The security researcher Andreas Kurtz discovered a very dangerous flaw in the mobile operating system ( iOS ) of Apple. Vulnerability is about her encryption του ηλεκτρονικού ταχυδρομείου. Ο Kurtz αναφέρει ότι η Apple γνωρίζει τα συμπεράσματά του, αφού την ενημέρωσε άμεσα, αλλά η εταιρεία δεν διόρθωσε το πρόβλημα.
Sometime last month, Kurtz noticed that the email attachments in the application Company mail is not protected by Apple. The company states that it uses all necessary security mechanisms to protect data. Kurtz confirmed the vulnerability using an iPhone 4 with the latest firmware and an IMAP account.

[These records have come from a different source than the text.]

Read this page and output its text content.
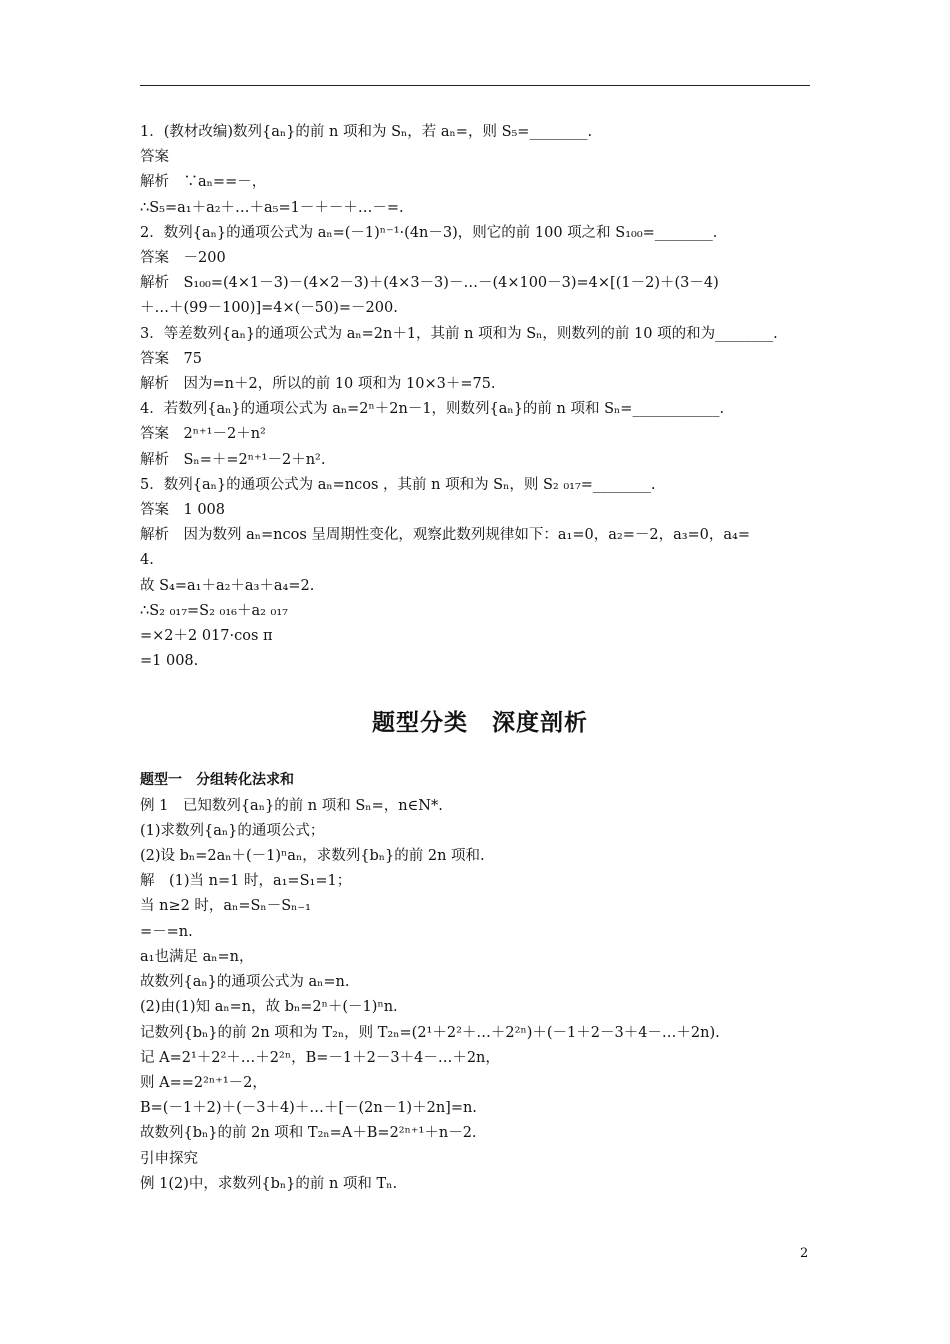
1．(教材改编)数列{aₙ}的前 n 项和为 Sₙ，若 aₙ=，则 S₅=________.
答案
解析　∵aₙ==－，
∴S₅=a₁＋a₂＋…＋a₅=1－＋－＋…－=.
2．数列{aₙ}的通项公式为 aₙ=(－1)ⁿ⁻¹·(4n－3)，则它的前 100 项之和 S₁₀₀=________.
答案　－200
解析　S₁₀₀=(4×1－3)－(4×2－3)＋(4×3－3)－…－(4×100－3)=4×[(1－2)＋(3－4)
＋…＋(99－100)]=4×(－50)=－200.
3．等差数列{aₙ}的通项公式为 aₙ=2n＋1，其前 n 项和为 Sₙ，则数列的前 10 项的和为________.
答案　75
解析　因为=n＋2，所以的前 10 项和为 10×3＋=75.
4．若数列{aₙ}的通项公式为 aₙ=2ⁿ＋2n－1，则数列{aₙ}的前 n 项和 Sₙ=____________.
答案　2ⁿ⁺¹－2＋n²
解析　Sₙ=＋=2ⁿ⁺¹－2＋n².
5．数列{aₙ}的通项公式为 aₙ=ncos ，其前 n 项和为 Sₙ，则 S₂ ₀₁₇=________.
答案　1 008
解析　因为数列 aₙ=ncos 呈周期性变化，观察此数列规律如下：a₁=0，a₂=－2，a₃=0，a₄=
4.
故 S₄=a₁＋a₂＋a₃＋a₄=2.
∴S₂ ₀₁₇=S₂ ₀₁₆＋a₂ ₀₁₇
=×2＋2 017·cos π
=1 008.
题型分类　深度剖析
题型一　分组转化法求和
例 1　已知数列{aₙ}的前 n 项和 Sₙ=，n∈N*.
(1)求数列{aₙ}的通项公式；
(2)设 bₙ=2aₙ＋(－1)ⁿaₙ，求数列{bₙ}的前 2n 项和.
解　(1)当 n=1 时，a₁=S₁=1；
当 n≥2 时，aₙ=Sₙ－Sₙ₋₁
=－=n.
a₁也满足 aₙ=n，
故数列{aₙ}的通项公式为 aₙ=n.
(2)由(1)知 aₙ=n，故 bₙ=2ⁿ＋(－1)ⁿn.
记数列{bₙ}的前 2n 项和为 T₂ₙ，则 T₂ₙ=(2¹＋2²＋…＋2²ⁿ)＋(－1＋2－3＋4－…＋2n).
记 A=2¹＋2²＋…＋2²ⁿ，B=－1＋2－3＋4－…＋2n，
则 A==2²ⁿ⁺¹－2，
B=(－1＋2)＋(－3＋4)＋…＋[－(2n－1)＋2n]=n.
故数列{bₙ}的前 2n 项和 T₂ₙ=A＋B=2²ⁿ⁺¹＋n－2.
引申探究
例 1(2)中，求数列{bₙ}的前 n 项和 Tₙ.
2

Kurtz says, "I verified this with an iPhone 4 (GSM) device updated with the latest versions of iOS (7.1 and 7.1.1). I created an IMAP email account to test emails and attachments. ”
“I then shut down the device and was able to access the system files, using the well-known techniques DFU mode, custom ramdisk, SSH over usbmux. Finally, I mounted the iOS data partition and browsed to the device's actual email folder. Through this folder, I had access to all content that had no encryption or restriction.”
The hacker was able to break the latest version of the iPhone as well as the second-generation iPad running iOS 7.0.4. Despite its warnings to Apple, the company from Cupertino did not fix the error with the release of iOS 7.1.1. Kurtz even claims that the company was aware of the error before he notifies them.
"I reported the error to Apple," Kurtz said. "They replied that they knew it, but did not say when they would fix it. Given the length of time available for iOS 7 and the severity of the email attachments vulnerability, I was expecting a patch very quickly. "Unfortunately, even today iOS 7.1.1 does not fix the issue, leaving users at risk."
The specialist in issues security offers a solution for users who are concerned that their data may end up in the wrong hands:
"As a temporary solution, interested users can turn off mail synchronization (at least on devices that bootrom can take advantage of and allow)," says Kurtz.